PET will lead the way to patient specific diagnosis.
Genetic analysis has started to reveal how a patient’s unique inner workings affect responses to chemotherapy, which will lead to better, more targeted treatment, Goldsmith predicts. “I think nuclear medicine including PET is the technique that will open the window to those insights,” he says. PET allows physicians to look beyond clinical signs and symptoms into a patient’s biochemistry. One example that has already made headlines is the use of PET in Alzheimer’s disease research, which Goldsmith predicts will continue to be explored.
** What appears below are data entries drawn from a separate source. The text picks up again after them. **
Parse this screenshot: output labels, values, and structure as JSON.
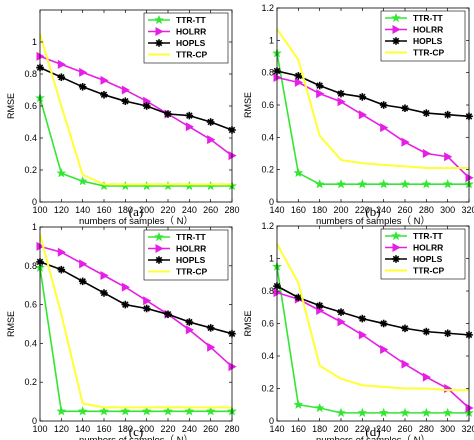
{
  "colors": {
    "TTR-TT": "#33e633",
    "HOLRR": "#e61ee6",
    "HOPLS": "#000000",
    "TTR-CP": "#ffff33"
  },
  "chart_data": [
    {
      "type": "line",
      "panel_label": "(a)",
      "xlabel": "numbers of samples（ N）",
      "ylabel": "RMSE",
      "xlim": [
        100,
        280
      ],
      "ylim": [
        0,
        1.2
      ],
      "x_ticks": [
        100,
        120,
        140,
        160,
        180,
        200,
        220,
        240,
        260,
        280
      ],
      "x_tick_labels": [
        "100",
        "120",
        "140",
        "160",
        "180",
        "200",
        "220",
        "240",
        "260",
        "280"
      ],
      "y_ticks": [
        0,
        0.2,
        0.4,
        0.6,
        0.8,
        1
      ],
      "y_tick_labels": [
        "0",
        "0.2",
        "0.4",
        "0.6",
        "0.8",
        "1"
      ],
      "legend_position": "top-right",
      "x": [
        100,
        120,
        140,
        160,
        180,
        200,
        220,
        240,
        260,
        280
      ],
      "series": [
        {
          "name": "TTR-TT",
          "marker": "star",
          "values": [
            0.65,
            0.18,
            0.13,
            0.1,
            0.1,
            0.1,
            0.1,
            0.1,
            0.1,
            0.1
          ]
        },
        {
          "name": "HOLRR",
          "marker": "triangle-right",
          "values": [
            0.91,
            0.86,
            0.81,
            0.76,
            0.7,
            0.63,
            0.55,
            0.47,
            0.39,
            0.29
          ]
        },
        {
          "name": "HOPLS",
          "marker": "asterisk",
          "values": [
            0.84,
            0.78,
            0.72,
            0.67,
            0.63,
            0.6,
            0.55,
            0.54,
            0.5,
            0.45
          ]
        },
        {
          "name": "TTR-CP",
          "marker": "none",
          "values": [
            1.05,
            0.6,
            0.17,
            0.11,
            0.11,
            0.11,
            0.11,
            0.11,
            0.11,
            0.11
          ]
        }
      ]
    },
    {
      "type": "line",
      "panel_label": "(b)",
      "xlabel": "numbers of samples（ N）",
      "ylabel": "RMSE",
      "xlim": [
        140,
        320
      ],
      "ylim": [
        0,
        1.2
      ],
      "x_ticks": [
        140,
        160,
        180,
        200,
        220,
        240,
        260,
        280,
        300,
        320
      ],
      "x_tick_labels": [
        "140",
        "160",
        "180",
        "200",
        "220",
        "240",
        "260",
        "280",
        "300",
        "320"
      ],
      "y_ticks": [
        0,
        0.2,
        0.4,
        0.6,
        0.8,
        1,
        1.2
      ],
      "y_tick_labels": [
        "0",
        "0.2",
        "0.4",
        "0.6",
        "0.8",
        "1",
        "1.2"
      ],
      "legend_position": "top-right",
      "x": [
        140,
        160,
        180,
        200,
        220,
        240,
        260,
        280,
        300,
        320
      ],
      "series": [
        {
          "name": "TTR-TT",
          "marker": "star",
          "values": [
            0.92,
            0.18,
            0.11,
            0.11,
            0.11,
            0.11,
            0.11,
            0.11,
            0.11,
            0.11
          ]
        },
        {
          "name": "HOLRR",
          "marker": "triangle-right",
          "values": [
            0.77,
            0.74,
            0.67,
            0.62,
            0.54,
            0.46,
            0.37,
            0.3,
            0.28,
            0.15
          ]
        },
        {
          "name": "HOPLS",
          "marker": "asterisk",
          "values": [
            0.81,
            0.78,
            0.72,
            0.67,
            0.65,
            0.6,
            0.58,
            0.55,
            0.54,
            0.53
          ]
        },
        {
          "name": "TTR-CP",
          "marker": "none",
          "values": [
            1.07,
            0.88,
            0.41,
            0.26,
            0.24,
            0.23,
            0.22,
            0.21,
            0.21,
            0.21
          ]
        }
      ]
    },
    {
      "type": "line",
      "panel_label": "(c)",
      "xlabel": "numbers of samples（ N）",
      "ylabel": "RMSE",
      "xlim": [
        100,
        280
      ],
      "ylim": [
        0,
        1.0
      ],
      "x_ticks": [
        100,
        120,
        140,
        160,
        180,
        200,
        220,
        240,
        260,
        280
      ],
      "x_tick_labels": [
        "100",
        "120",
        "140",
        "160",
        "180",
        "200",
        "220",
        "240",
        "260",
        "280"
      ],
      "y_ticks": [
        0,
        0.2,
        0.4,
        0.6,
        0.8,
        1
      ],
      "y_tick_labels": [
        "0",
        "0.2",
        "0.4",
        "0.6",
        "0.8",
        "1"
      ],
      "legend_position": "top-right",
      "x": [
        100,
        120,
        140,
        160,
        180,
        200,
        220,
        240,
        260,
        280
      ],
      "series": [
        {
          "name": "TTR-TT",
          "marker": "star",
          "values": [
            0.79,
            0.05,
            0.05,
            0.05,
            0.05,
            0.05,
            0.05,
            0.05,
            0.05,
            0.05
          ]
        },
        {
          "name": "HOLRR",
          "marker": "triangle-right",
          "values": [
            0.9,
            0.87,
            0.81,
            0.75,
            0.69,
            0.62,
            0.55,
            0.47,
            0.38,
            0.28
          ]
        },
        {
          "name": "HOPLS",
          "marker": "asterisk",
          "values": [
            0.82,
            0.78,
            0.72,
            0.66,
            0.6,
            0.58,
            0.55,
            0.51,
            0.48,
            0.45
          ]
        },
        {
          "name": "TTR-CP",
          "marker": "none",
          "values": [
            0.96,
            0.55,
            0.09,
            0.07,
            0.07,
            0.07,
            0.07,
            0.07,
            0.07,
            0.07
          ]
        }
      ]
    },
    {
      "type": "line",
      "panel_label": "(d)",
      "xlabel": "numbers of samples（ N）",
      "ylabel": "RMSE",
      "xlim": [
        140,
        320
      ],
      "ylim": [
        0,
        1.2
      ],
      "x_ticks": [
        140,
        160,
        180,
        200,
        220,
        240,
        260,
        280,
        300,
        320
      ],
      "x_tick_labels": [
        "140",
        "160",
        "180",
        "200",
        "220",
        "240",
        "260",
        "280",
        "300",
        "320"
      ],
      "y_ticks": [
        0,
        0.2,
        0.4,
        0.6,
        0.8,
        1,
        1.2
      ],
      "y_tick_labels": [
        "0",
        "0.2",
        "0.4",
        "0.6",
        "0.8",
        "1",
        "1.2"
      ],
      "legend_position": "top-right",
      "x": [
        140,
        160,
        180,
        200,
        220,
        240,
        260,
        280,
        300,
        320
      ],
      "series": [
        {
          "name": "TTR-TT",
          "marker": "star",
          "values": [
            0.95,
            0.1,
            0.08,
            0.05,
            0.05,
            0.05,
            0.05,
            0.05,
            0.05,
            0.05
          ]
        },
        {
          "name": "HOLRR",
          "marker": "triangle-right",
          "values": [
            0.79,
            0.75,
            0.68,
            0.61,
            0.53,
            0.44,
            0.35,
            0.27,
            0.2,
            0.08
          ]
        },
        {
          "name": "HOPLS",
          "marker": "asterisk",
          "values": [
            0.83,
            0.76,
            0.71,
            0.67,
            0.63,
            0.6,
            0.57,
            0.55,
            0.54,
            0.53
          ]
        },
        {
          "name": "TTR-CP",
          "marker": "none",
          "values": [
            1.09,
            0.85,
            0.34,
            0.26,
            0.22,
            0.21,
            0.2,
            0.2,
            0.19,
            0.19
          ]
        }
      ]
    }
  ]
}
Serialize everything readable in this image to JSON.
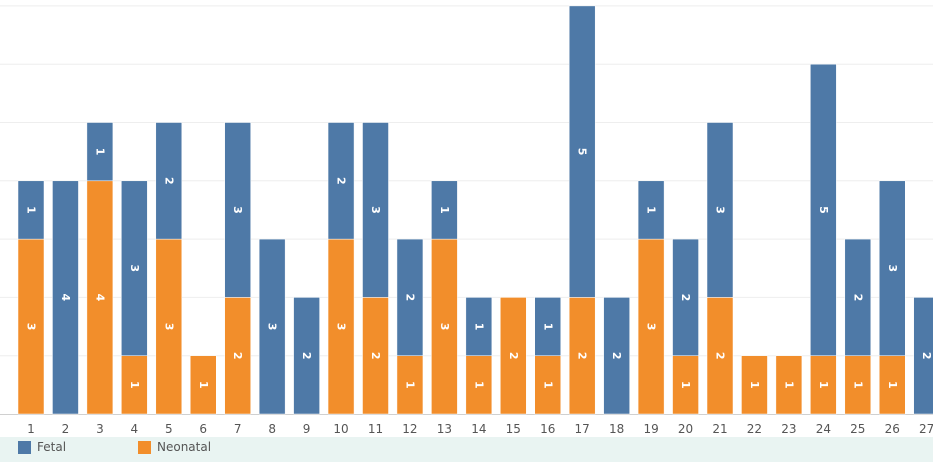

Nuclear medicine practitioners will need to wear several hats.
Like most careers these days, the nuclear medicine field is willing to take on young graduates only if they possess multiple skills. Goldsmith says nuclear medicine is being recognized as an increasingly important subset of radiology, but that many facilities still want diagnostic radiologists. “I think the job market is going to be more and more limited to people who are trained in both specialties,” he says. Goldsmith also notes that the rise in nuclear medicine in radiology has contributed to a downward trend in nuclear medicine physicians who are not radiologists. While he says that’s “not tragic, in terms of diagnostic imaging,” he is concerned about the future of targeted radionuclide therapy, which he says radiologists tend to be less focused on.